I just concluded a decade long experiment. I had a USB flash drive in a jar buried in my back yard since 2015. I dug it up, plugged it in and it suffered no data loss after 11 years idle underground.

It's a usless experiment but everyone needs hobbies.

@Aaron_DeVries
While doing environmental testing on a helicopter payload, I learned that NVMe drives (and perhaps all SSDs) can write data at high ambient temperatures >40 C, but the data is less permanent than if you write data at normal ambient temperatures.
So on hot days we had to hurry and copy our 4TB drives after the flight because the data had a half-life of a dozen hours or so.

That phenomenon is already documented, but I don't think it's widely known.
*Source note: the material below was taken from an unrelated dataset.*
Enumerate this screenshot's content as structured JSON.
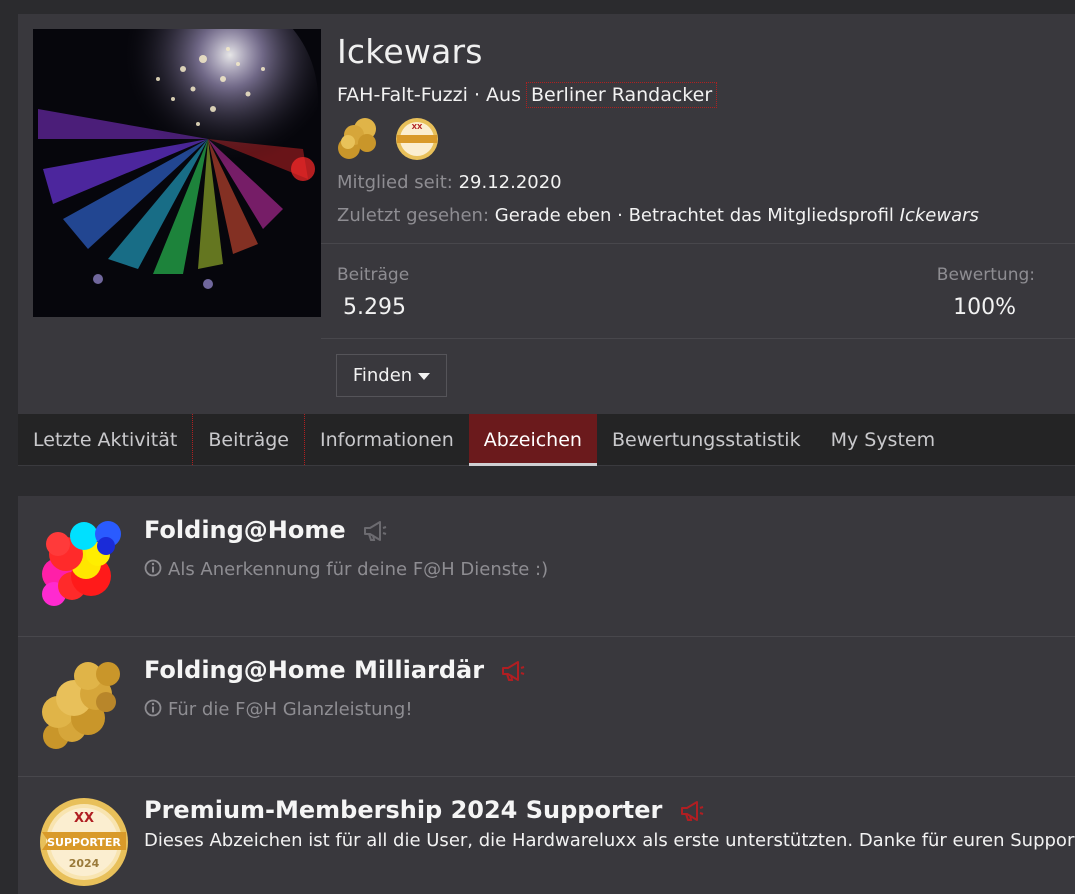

@swope @Aaron_DeVries it’s inherent to all SSDs, to varying degrees, because it increases leakage from the cells — from memory offline storage at temperature is actually worse than online behaviour.

you can certainly design SSDs to be better at high temperature, mostly by doing the normal things to decrease leakage, like single layer cells, decreasing density of the cells, increasing the number of error correction bits, etc. you can also just mitigate the online case in firmware, by increasing cell refresh frequency.

such SSDs are manufactured, primarily for industrial, aviation, automobile, and similar applications, and especially targeting such markets you’ll often find data sheets giving a lot more detail about retention at temperature.